The March/April 2025 issue of Analog had a number of mystery stories.
The novella “Murder on the Eris Express” by Beth Goder was a somewhat gruesome murder mystery with incredible comic relief by a couple of bots. The captain turns off his ship’s AI, then is found dead a few hours later. The AI, named Mo, is upset at the death and its own lack of memory. The grooves around the captain’s neck will be the key to solving the murder. Meanwhile, Cleaning Bot 444 is disgusted at all the blood and other human debris in the captain’s quarters. He vacuums it all up and disposes of it.
“Mr. Palomar goes to Space” is a funny short story by Hayden Trenholm. Mr. Palomar likes to fill out surveys. Then he is whisked off to Cape Canaveral. He is disappointed to find out he was chosen to go to space as an experiment, because he is very average. At one point he is taped to the wall of a space station to make sure he does not interfere with the professionals.

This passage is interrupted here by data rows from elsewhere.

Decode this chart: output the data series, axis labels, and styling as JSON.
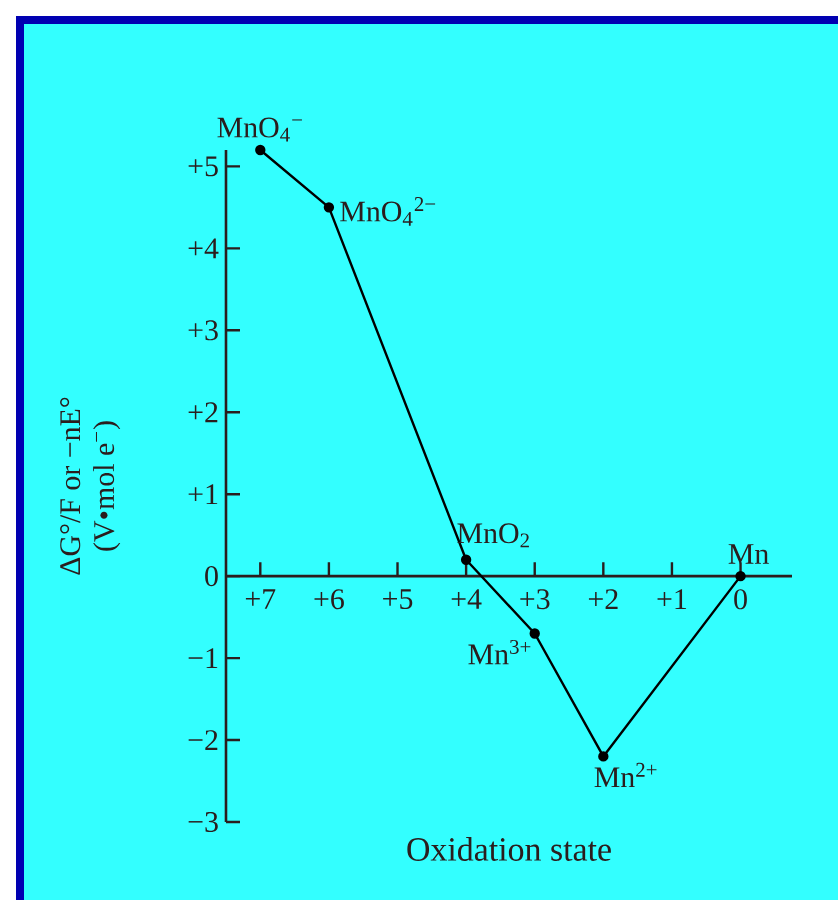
{
  "chart_data": {
    "type": "line",
    "xlabel": "Oxidation state",
    "ylabel": "ΔG°/F or −nE° (V•mol e$^{−}$)",
    "x": [
      7,
      6,
      4,
      3,
      2,
      0
    ],
    "series": [
      {
        "color": "#000000",
        "values": [
          5.2,
          4.5,
          0.2,
          -0.7,
          -2.2,
          0
        ]
      }
    ],
    "marker": "circle",
    "line_style": "solid",
    "xlim": [
      7.5,
      -0.75
    ],
    "ylim": [
      -3,
      5.2
    ],
    "xticks": [
      {
        "value": 7,
        "label": "+7"
      },
      {
        "value": 6,
        "label": "+6"
      },
      {
        "value": 5,
        "label": "+5"
      },
      {
        "value": 4,
        "label": "+4"
      },
      {
        "value": 3,
        "label": "+3"
      },
      {
        "value": 2,
        "label": "+2"
      },
      {
        "value": 1,
        "label": "+1"
      },
      0
    ],
    "yticks": [
      {
        "value": 5,
        "label": "+5"
      },
      {
        "value": 4,
        "label": "+4"
      },
      {
        "value": 3,
        "label": "+3"
      },
      {
        "value": 2,
        "label": "+2"
      },
      {
        "value": 1,
        "label": "+1"
      },
      0,
      {
        "value": -1,
        "label": "−1"
      },
      {
        "value": -2,
        "label": "−2"
      },
      {
        "value": -3,
        "label": "−3"
      }
    ],
    "annotations": [
      {
        "text": "MnO$_{4}$$^{−}$",
        "x": 7,
        "y": 5.2
      },
      {
        "text": "MnO$_{4}$$^{2−}$",
        "x": 6,
        "y": 4.5
      },
      {
        "text": "MnO$_{2}$",
        "x": 4,
        "y": 0.2
      },
      {
        "text": "Mn$^{3+}$",
        "x": 3,
        "y": -0.7
      },
      {
        "text": "Mn$^{2+}$",
        "x": 2,
        "y": -2.2
      },
      {
        "text": "Mn",
        "x": 0,
        "y": 0
      }
    ]
  }
}
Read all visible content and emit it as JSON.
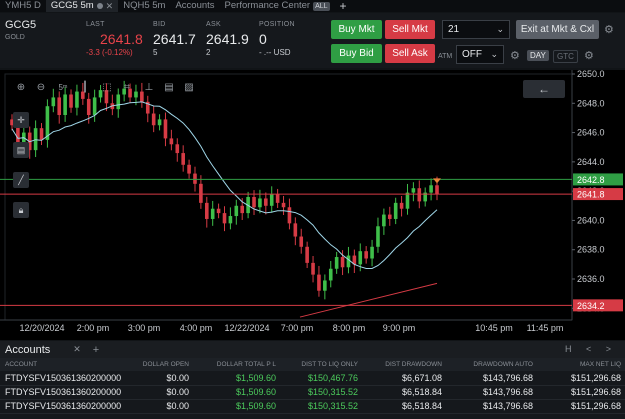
{
  "tabs": [
    {
      "label": "YMH5 D",
      "active": false
    },
    {
      "label": "GCG5 5m",
      "active": true
    },
    {
      "label": "NQH5 5m",
      "active": false
    },
    {
      "label": "Accounts",
      "active": false
    },
    {
      "label": "Performance Center",
      "active": false
    }
  ],
  "tabs_all_badge": "ALL",
  "tabs_plus": "+",
  "quote": {
    "symbol": "GCG5",
    "symbol_sub": "GOLD",
    "last_label": "LAST",
    "last_value": "2641.8",
    "last_change": "-3.3 (-0.12%)",
    "bid_label": "BID",
    "bid_value": "2641.7",
    "bid_size": "5",
    "ask_label": "ASK",
    "ask_value": "2641.9",
    "ask_size": "2",
    "position_label": "POSITION",
    "position_value": "0",
    "position_pnl": "- .-- USD"
  },
  "order": {
    "buy_mkt": "Buy Mkt",
    "sell_mkt": "Sell Mkt",
    "buy_bid": "Buy Bid",
    "sell_ask": "Sell Ask",
    "quantity": "21",
    "exit_label": "Exit at Mkt & Cxl",
    "atm_label": "ATM",
    "atm_value": "OFF",
    "day_label": "DAY",
    "gtc_label": "GTC"
  },
  "chart_data": {
    "type": "candlestick",
    "price_axis_ticks": [
      "2650.0",
      "2648.0",
      "2646.0",
      "2644.0",
      "2642.0",
      "2640.0",
      "2638.0",
      "2636.0",
      "2634.0"
    ],
    "time_axis_ticks": [
      "12/20/2024",
      "2:00 pm",
      "3:00 pm",
      "4:00 pm",
      "12/22/2024",
      "7:00 pm",
      "8:00 pm",
      "9:00 pm",
      "10:45 pm",
      "11:45 pm"
    ],
    "price_labels": [
      {
        "value": "2642.8",
        "role": "upper-line",
        "color": "#2f9e44"
      },
      {
        "value": "2641.8",
        "role": "last",
        "color": "#d63b45"
      },
      {
        "value": "2634.2",
        "role": "lower-line",
        "color": "#d63b45"
      }
    ],
    "ylim": [
      2633.2,
      2650.0
    ],
    "closes": [
      2646.5,
      2645.2,
      2646.0,
      2644.8,
      2646.3,
      2645.5,
      2647.8,
      2648.4,
      2647.2,
      2648.6,
      2647.7,
      2648.8,
      2648.3,
      2647.2,
      2648.4,
      2648.9,
      2648.0,
      2647.6,
      2648.6,
      2649.0,
      2648.4,
      2648.8,
      2648.1,
      2647.3,
      2646.5,
      2646.9,
      2645.6,
      2645.2,
      2644.6,
      2643.8,
      2643.2,
      2642.5,
      2641.2,
      2640.1,
      2640.8,
      2640.5,
      2639.8,
      2640.3,
      2641.0,
      2640.5,
      2641.6,
      2640.9,
      2641.5,
      2641.0,
      2641.8,
      2641.2,
      2640.9,
      2639.8,
      2638.9,
      2638.2,
      2637.1,
      2636.3,
      2635.2,
      2635.9,
      2636.7,
      2637.5,
      2636.8,
      2637.6,
      2637.0,
      2637.9,
      2637.4,
      2638.2,
      2639.6,
      2640.4,
      2640.1,
      2641.2,
      2640.8,
      2641.9,
      2642.2,
      2641.3,
      2641.9,
      2642.4,
      2641.8
    ],
    "moving_average": {
      "color": "#9fd6e8"
    },
    "trend_line": {
      "color": "#d63b45"
    }
  },
  "accounts": {
    "title": "Accounts",
    "close": "✕",
    "plus": "+",
    "icons": "H < >",
    "columns": [
      "ACCOUNT",
      "DOLLAR OPEN",
      "DOLLAR TOTAL P L",
      "DIST TO LIQ ONLY",
      "DIST DRAWDOWN",
      "DRAWDOWN AUTO",
      "MAX NET LIQ"
    ],
    "rows": [
      [
        "FTDYSFV150361360200000",
        "$0.00",
        "$1,509.60",
        "$150,467.76",
        "$6,671.08",
        "$143,796.68",
        "$151,296.68"
      ],
      [
        "FTDYSFV150361360200000",
        "$0.00",
        "$1,509.60",
        "$150,315.52",
        "$6,518.84",
        "$143,796.68",
        "$151,296.68"
      ],
      [
        "FTDYSFV150361360200000",
        "$0.00",
        "$1,509.60",
        "$150,315.52",
        "$6,518.84",
        "$143,796.68",
        "$151,296.68"
      ]
    ]
  }
}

Kate MacLeod’s novelette “Heat Death” is a vividly written mystery. Although the murder victim is from Mars, this is not really science fiction. He could simply have been from a distant place on Earth.

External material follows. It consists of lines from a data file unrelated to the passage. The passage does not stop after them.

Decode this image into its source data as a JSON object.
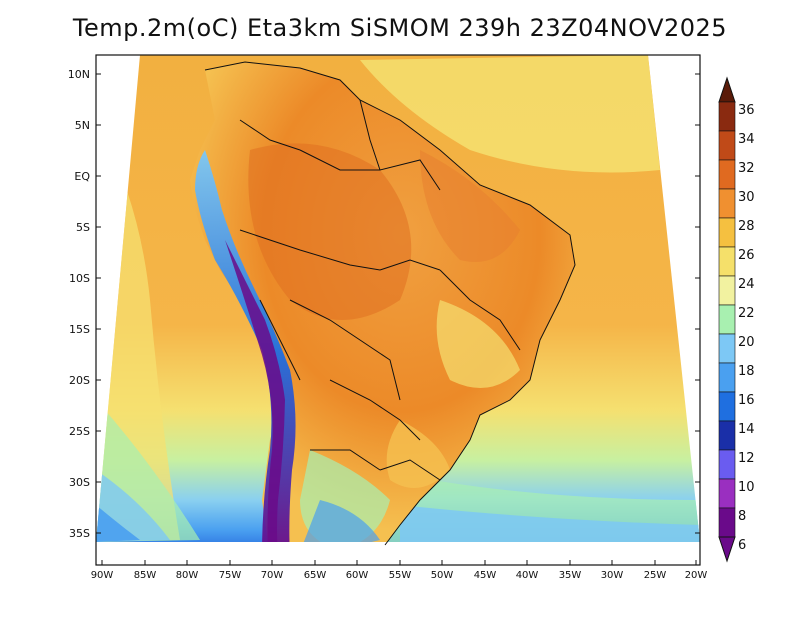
{
  "title": "Temp.2m(oC) Eta3km SiSMOM 239h 23Z04NOV2025",
  "lat_labels": [
    "10N",
    "5N",
    "EQ",
    "5S",
    "10S",
    "15S",
    "20S",
    "25S",
    "30S",
    "35S"
  ],
  "lon_labels": [
    "90W",
    "85W",
    "80W",
    "75W",
    "70W",
    "65W",
    "60W",
    "55W",
    "50W",
    "45W",
    "40W",
    "35W",
    "30W",
    "25W",
    "20W"
  ],
  "colorbar": {
    "labels": [
      "6",
      "8",
      "10",
      "12",
      "14",
      "16",
      "18",
      "20",
      "22",
      "24",
      "26",
      "28",
      "30",
      "32",
      "34",
      "36"
    ],
    "colors": [
      "#6a0a8a",
      "#9a2fc0",
      "#6a5cf0",
      "#1a2fa8",
      "#1f6fe0",
      "#4aa0f0",
      "#7dc8f5",
      "#a8f0b0",
      "#f2f2a0",
      "#f5e06a",
      "#f5c040",
      "#f09030",
      "#e06a20",
      "#c04a18",
      "#8a2a10",
      "#5a1a08"
    ]
  },
  "legend_gradient": [
    "#6a0a8a",
    "#9a2fc0",
    "#6a5cf0",
    "#1a2fa8",
    "#1f6fe0",
    "#4aa0f0",
    "#7dc8f5",
    "#a8f0b0",
    "#f2f2a0",
    "#f5e06a",
    "#f5c040",
    "#f09030",
    "#e06a20",
    "#c04a18",
    "#8a2a10",
    "#5a1a08"
  ]
}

The most immersive novella is “The Return of Tom Dillon” by
Harry Lang. A colony on Mars has entire cities under pressurized domes. The
body of a woman is found frozen and buried from the waist down outside the
domes. Detective Hector Kovack has his own stressors, since his brother
murdered their mother, and Kovack had to kill him in a shootout. He drinks too
much. But he is a dogged investigator, asking questions others don’t, and
discarding false leads. He ends up acting more like a private investigator,
disregarding rules in his search for the truth.
It's easy to blame a small terrorist group that has been operating on Mars, but Kovack points out the MO doesn’t match the terrorists. Despite the terrorists, Mars has had a low murder rate. A funny moment in this grim story is when a detective from Earth named McGill asks if this could be a copycat killing. The Mars detectives haven’t heard that term before. After the Earth detective explains, Kovack thinks, “What kind of asylum did McGill come from?”
So overall, if you like mysteries, either buy this on a newsstand or find it in a library.